В девять часов пятьдесят пять минут, как заметил Хайн по часам, легкое облачко проплыло над степью и растаяло где-то далеко-далеко. Пролетел самолет русских, но бомбы не сбросил: просто летел куда-то.

Ефрейтор приказал начинать работу. Хайн и вор Вагнер взялись за носилки. И вдруг не стало ни носилок, ни Вагнера, ни ясного неба, ни тихого дня. Хайна что-то подбросило в воздух. Он перевернулся там и грохнулся на землю. Несколько минут он лежал оглушенный; оглушенный не своим полетом к небесам и не падением, а тем ужасным, не прекращающимся ни на секунду ревом, словно гигантское стадо каких-то допотопных чудовищ ревело в один голос.

Рев сопровождался ослепительными вспышками огня. Вокруг Хайна, направо и налево, впереди и сзади, бушевало, рвалось, слепило. Земля качалась под ним, летели какие-то бревна, комья земли, где-то кто-то что-то кричал, душераздирающие вопли неслись отовсюду. А Хайн лежал полуживой, полумертвый, ничего не соображая, видя лишь густой, сизый, опаленный кровавой подсветкой туман, расползавшийся над степью.

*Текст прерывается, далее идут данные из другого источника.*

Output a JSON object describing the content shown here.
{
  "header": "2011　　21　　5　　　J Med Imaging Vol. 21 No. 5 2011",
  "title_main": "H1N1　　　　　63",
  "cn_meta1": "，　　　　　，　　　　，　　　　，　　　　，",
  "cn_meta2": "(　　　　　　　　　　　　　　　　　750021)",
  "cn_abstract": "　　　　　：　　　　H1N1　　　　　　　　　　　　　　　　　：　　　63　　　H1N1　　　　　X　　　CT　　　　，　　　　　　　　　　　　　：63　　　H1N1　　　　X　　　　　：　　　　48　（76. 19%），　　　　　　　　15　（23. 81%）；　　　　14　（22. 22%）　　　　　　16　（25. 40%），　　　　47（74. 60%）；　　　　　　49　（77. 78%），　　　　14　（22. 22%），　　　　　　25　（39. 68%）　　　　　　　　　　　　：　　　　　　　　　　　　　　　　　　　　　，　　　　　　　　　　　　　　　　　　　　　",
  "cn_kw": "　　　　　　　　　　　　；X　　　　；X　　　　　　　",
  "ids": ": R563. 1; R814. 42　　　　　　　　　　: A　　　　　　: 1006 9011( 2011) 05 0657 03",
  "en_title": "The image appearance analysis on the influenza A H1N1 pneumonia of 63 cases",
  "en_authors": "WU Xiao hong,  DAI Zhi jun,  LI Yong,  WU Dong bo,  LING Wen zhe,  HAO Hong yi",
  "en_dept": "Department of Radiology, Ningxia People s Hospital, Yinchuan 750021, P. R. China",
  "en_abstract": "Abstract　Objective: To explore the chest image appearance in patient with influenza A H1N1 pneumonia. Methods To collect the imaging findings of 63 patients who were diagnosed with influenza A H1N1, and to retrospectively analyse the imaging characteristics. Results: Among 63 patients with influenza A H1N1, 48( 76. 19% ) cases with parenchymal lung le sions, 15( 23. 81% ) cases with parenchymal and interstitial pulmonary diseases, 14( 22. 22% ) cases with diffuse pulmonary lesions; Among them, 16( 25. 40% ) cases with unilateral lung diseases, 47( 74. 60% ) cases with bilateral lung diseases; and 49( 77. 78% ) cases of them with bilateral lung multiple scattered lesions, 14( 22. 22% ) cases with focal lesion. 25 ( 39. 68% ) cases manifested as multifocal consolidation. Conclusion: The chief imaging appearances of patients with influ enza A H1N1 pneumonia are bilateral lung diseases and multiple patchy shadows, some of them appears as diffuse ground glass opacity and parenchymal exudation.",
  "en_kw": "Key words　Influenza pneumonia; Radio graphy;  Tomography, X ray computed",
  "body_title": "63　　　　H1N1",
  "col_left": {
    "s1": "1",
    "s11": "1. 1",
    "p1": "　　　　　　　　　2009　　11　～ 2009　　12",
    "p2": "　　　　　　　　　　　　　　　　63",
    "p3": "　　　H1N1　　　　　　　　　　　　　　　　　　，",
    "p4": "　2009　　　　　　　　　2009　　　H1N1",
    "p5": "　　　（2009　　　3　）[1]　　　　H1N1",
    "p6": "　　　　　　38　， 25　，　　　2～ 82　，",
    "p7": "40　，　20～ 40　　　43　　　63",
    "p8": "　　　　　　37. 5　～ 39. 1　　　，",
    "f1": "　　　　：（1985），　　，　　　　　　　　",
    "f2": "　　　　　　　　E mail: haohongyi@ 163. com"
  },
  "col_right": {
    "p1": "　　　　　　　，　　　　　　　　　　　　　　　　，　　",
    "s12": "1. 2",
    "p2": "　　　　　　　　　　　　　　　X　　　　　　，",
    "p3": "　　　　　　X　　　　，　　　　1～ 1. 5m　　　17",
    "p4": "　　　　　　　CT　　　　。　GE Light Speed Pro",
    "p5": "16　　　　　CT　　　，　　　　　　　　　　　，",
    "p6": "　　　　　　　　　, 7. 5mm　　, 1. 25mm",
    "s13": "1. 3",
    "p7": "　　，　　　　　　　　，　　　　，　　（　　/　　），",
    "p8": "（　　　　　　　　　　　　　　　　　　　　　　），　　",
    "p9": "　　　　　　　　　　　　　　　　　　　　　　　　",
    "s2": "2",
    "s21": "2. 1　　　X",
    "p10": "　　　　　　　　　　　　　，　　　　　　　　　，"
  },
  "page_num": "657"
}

В этом тумане тоже грохало, возникали языки пламени, пахло гарью, свежей кровью, а дым, который Хайн принял за туман, становился все более густым. Он чернел, и в этой клокочущей черноте то и дело возникали кровавые пятна. Уже все видимое заволокло дымовой завесой: горизонт будто смыло, небо почернело, а отвесная, похожая на раскаленный утес, стена огня, изрыгаемого тысячами орудий, огнеметов и «катюш», сотрясала мир. Хайн видел, как побежали к батареям солдаты, как взревели орудия, но стоило им сделать два-три выстрела — и к небу полетели орудийные стволы, взрывная волна поднимала вверх то, что оставалось от солдат, бросала их наземь. Рвались неистраченные снаряды, сея смерть вокруг.

Смерть была везде и каким-то чудом щадила Хайна, оцепеневшего и лежавшего на краю насыпи у ямы.

Он не видел, куда девались ефрейтор и три могильщика. Он не знал, где носилки и лопаты.

Собрание сочинений в 4 томах. Том 4. Рассказы и повести i_008.jpg

Облака пыли, пронизанные буро-багровым светом, то вздымались вверх, то опадали. На телефонных столбах висели куски проволочных заграждений. Лошадь, визжа, барахталась в пяти метрах от Хайна, она силилась подняться, но у нее были отрублены ноги — словно срезаны ножом до колен.

В густом дыму появились тени, они мчались куда-то, стреляли, надрывая глотки, орали «Хайль Гитлер». Но вот из клокотавшей дымовой гущи сверкнуло, рвануло — и от взвода остался только один солдат. Он волчком крутился вокруг себя, потом упал, его подняло вверх, перевернуло и отбросило куда-то…

Раздался еще один оглушительный взрыв. Хайна швырнуло в сторону и засыпало землей. Стряхнув ее с себя, Хайн снова побрел к яме. Его почему-то неотвязно влекло к ней, словно она была единственным спасением. Бомба упала недалеко. Вся внутренность ямы была словно бы поднята экскаватором и выброшена на глиняные откосы. То, что Хайн и Вагнер сбрасывали вниз, оказалось опять на поверхности земли, а в глубине ямы Хайн заметил цветную куртку Кирша и расплющенную каску Вейстерберга.